Our conclusions are consistent with the rule that, the Workmen's Compensation Act should be liberally construed. As we said in Danielson v. Industrial Commission, 96 Colo. 522, 44 P.2d 1011, 1013: "The act is highly remedial and beneficent in purpose, and should be liberally construed so as to accomplish its evident intent and purpose."

Objection is made by the employer to that portion of the formal judgment, which provides: "It Is Therefore Ordered, Adjudged and Decreed that the order of the Industrial Commission of Colorado dated May 10, 1950, be and the same is hereby affirmed and that Dorlores LaCombe Garcia have and recover judgment of and from L. B. Cole Produce Company, the employer, in the sum of $8,216.25 compensation together with the additional sum of $125.00 on account of funeral expenses paid by the said Dolores LaCombe Garcia making a total of $8,341.25."
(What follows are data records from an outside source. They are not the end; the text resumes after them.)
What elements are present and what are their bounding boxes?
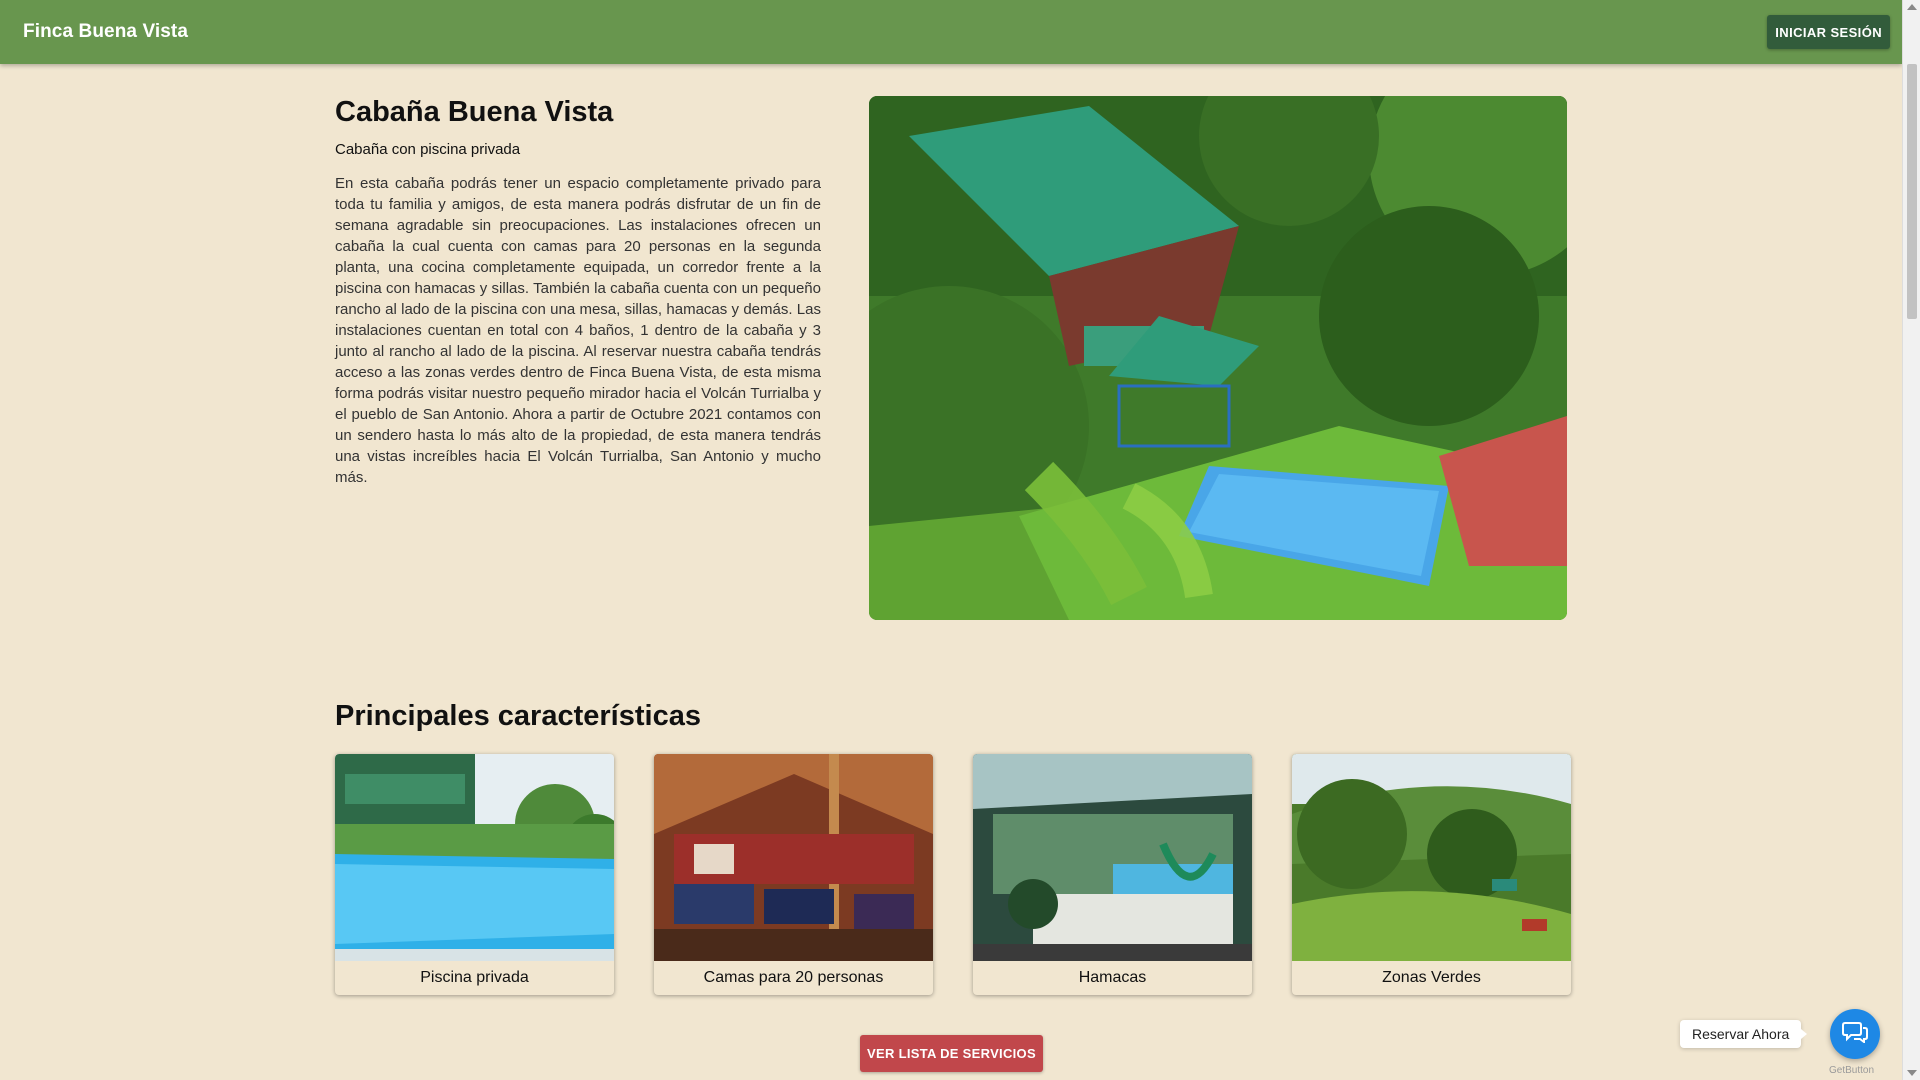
page-subtitle: Cabaña con piscina privada [335,141,521,158]
feature-card-hammocks[interactable]: Hamacas [973,754,1252,995]
brand-title[interactable]: Finca Buena Vista [23,21,188,43]
feature-label-hammocks: Hamacas [1078,969,1147,986]
page: Finca Buena Vista INICIAR SESIÓN Cabaña … [0,0,1920,1080]
chat-bubbles-icon [1842,1021,1868,1048]
cabin-description: En esta cabaña podrás tener un espacio c… [335,175,821,486]
page-title: Cabaña Buena Vista [335,96,614,128]
app-bar: Finca Buena Vista INICIAR SESIÓN [0,0,1902,64]
login-button[interactable]: INICIAR SESIÓN [1767,15,1890,49]
book-now-label[interactable]: Reservar Ahora [1680,1020,1808,1048]
hero-photo [869,96,1567,620]
scroll-up-arrow-icon[interactable] [1907,4,1917,10]
hammocks-photo [973,754,1252,961]
scroll-thumb[interactable] [1907,64,1917,319]
feature-card-green-areas[interactable]: Zonas Verdes [1292,754,1571,995]
pool-photo [335,754,614,961]
green-areas-photo [1292,754,1571,961]
view-services-button[interactable]: VER LISTA DE SERVICIOS [860,1035,1043,1072]
scroll-down-arrow-icon[interactable] [1907,1070,1917,1076]
feature-label-beds: Camas para 20 personas [703,969,884,986]
feature-label-green-areas: Zonas Verdes [1382,969,1481,986]
feature-cards: Piscina privada Camas para 20 personas H… [335,754,1571,995]
features-title: Principales características [335,700,701,732]
beds-photo [654,754,933,961]
chat-button[interactable] [1830,1009,1880,1059]
getbutton-credit[interactable]: GetButton [1829,1065,1874,1076]
scrollbar[interactable] [1902,0,1920,1080]
feature-label-pool: Piscina privada [420,969,529,986]
cabin-intro: Cabaña Buena Vista Cabaña con piscina pr… [335,96,821,488]
feature-card-beds[interactable]: Camas para 20 personas [654,754,933,995]
feature-card-pool[interactable]: Piscina privada [335,754,614,995]
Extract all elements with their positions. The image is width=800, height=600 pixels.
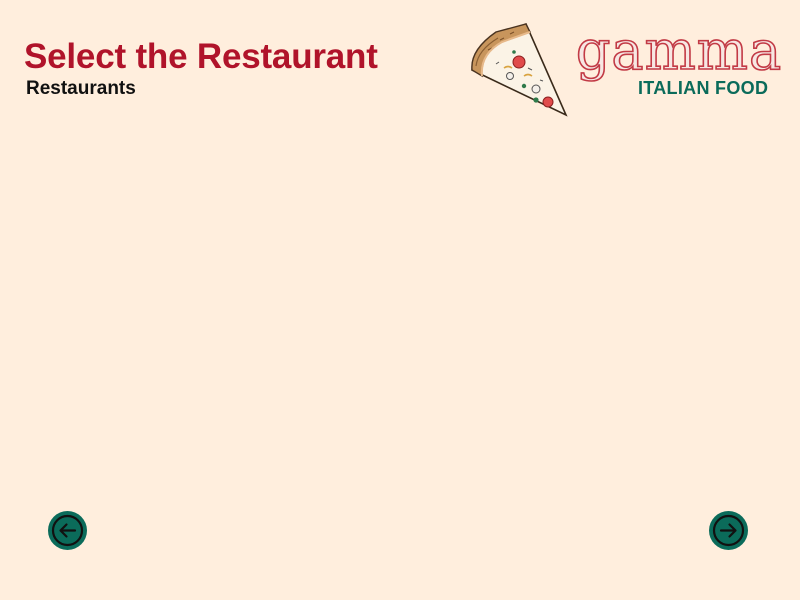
brand-name: gamma — [575, 19, 783, 82]
brand-tagline: ITALIAN FOOD — [638, 78, 769, 98]
next-button[interactable] — [709, 511, 748, 550]
brand-logo: gamma ITALIAN FOOD — [466, 20, 796, 120]
arrow-left-icon — [51, 514, 84, 547]
page-title: Select the Restaurant — [24, 37, 378, 76]
restaurants-section-label: Restaurants — [26, 78, 136, 99]
pizza-slice-icon — [471, 22, 568, 117]
previous-button[interactable] — [48, 511, 87, 550]
arrow-right-icon — [712, 514, 745, 547]
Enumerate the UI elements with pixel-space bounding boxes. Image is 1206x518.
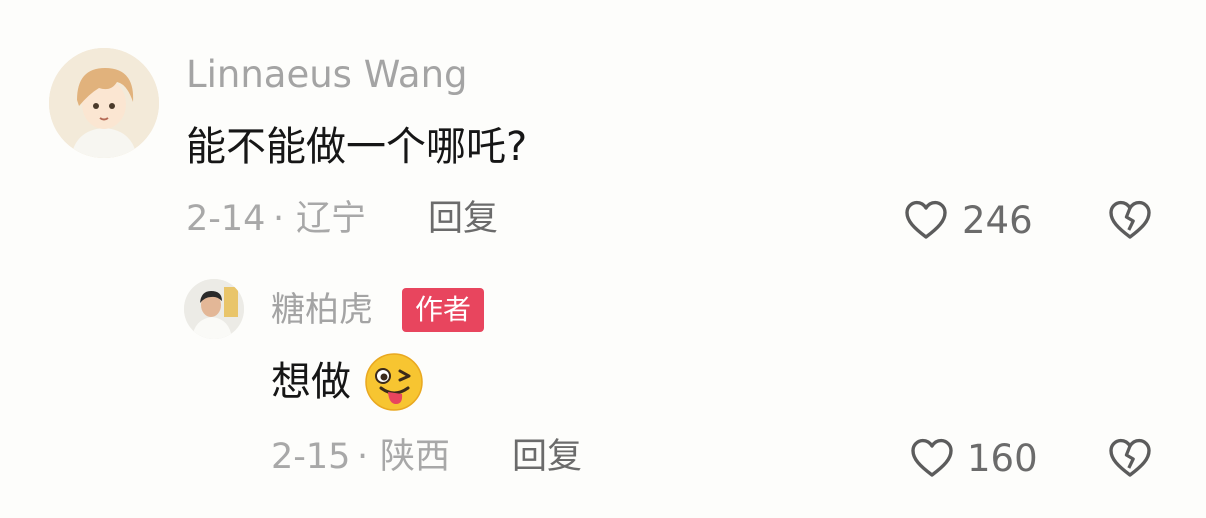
like-button[interactable] xyxy=(900,196,952,244)
meta-separator: · xyxy=(357,437,369,477)
reply-button[interactable]: 回复 xyxy=(428,202,498,237)
comment-username[interactable]: Linnaeus Wang xyxy=(186,56,468,93)
comment-location: 陕西 xyxy=(380,437,451,477)
heart-outline-icon xyxy=(911,438,953,477)
author-badge: 作者 xyxy=(402,288,485,332)
comment-location: 辽宁 xyxy=(296,199,367,239)
like-button[interactable] xyxy=(906,434,958,482)
person-avatar-image xyxy=(184,279,244,339)
anime-avatar-image xyxy=(49,48,159,158)
like-count: 160 xyxy=(967,437,1038,480)
broken-heart-icon xyxy=(1109,200,1151,239)
comment-text: 想做 xyxy=(271,359,351,405)
dislike-button[interactable] xyxy=(1105,434,1155,482)
meta-separator: · xyxy=(273,199,285,239)
dislike-button[interactable] xyxy=(1105,196,1155,244)
comment-text: 能不能做一个哪吒? xyxy=(186,124,528,170)
comment-username[interactable]: 糖柏虎 xyxy=(271,293,373,327)
reply-button[interactable]: 回复 xyxy=(512,440,582,475)
heart-outline-icon xyxy=(905,200,947,239)
like-count: 246 xyxy=(962,199,1033,242)
winking-tongue-emoji-icon xyxy=(364,352,424,412)
avatar[interactable] xyxy=(49,48,159,158)
broken-heart-icon xyxy=(1109,438,1151,477)
avatar[interactable] xyxy=(184,279,244,339)
comment-date: 2-14 xyxy=(186,199,266,239)
comment-date: 2-15 xyxy=(271,437,351,477)
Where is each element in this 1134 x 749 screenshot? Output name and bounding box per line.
The specification of points in this connection is that, "The District Court erred and exceeded its jurisdiction in entering a money judgment against plaintiff in error, after affirming the award of the Industrial Commission." The effect of the award of the commission was to provide monthly payments to claimant, in the amount of $114.11, until $8,216.25 had been paid. These payments would not continue beyond the lifetime of claimant. The effect of the judgment of the district court was to award a judgment as of the date of the entry thereof, for the full maximum sum, which, under the commission's award, could only be collected by claimant in monthly instalments, if she should live for a sufficient length of time to collect the full amount. Upon review of proceedings before the Industrial Commission the district court, "may affirm or set aside such order or award". Chapter 97, section 382, '35 C.S.A. In the instant case, the district court having affirmed the award of the commission, was without jurisdiction to enter *811 judgment for the claimant for the maximum sum which might thereafter accrue under the award.

The award of compensation is affirmed; but the cause is remanded for revision of the judgment to accord with the provisions of the statute and the views expressed in this opinion.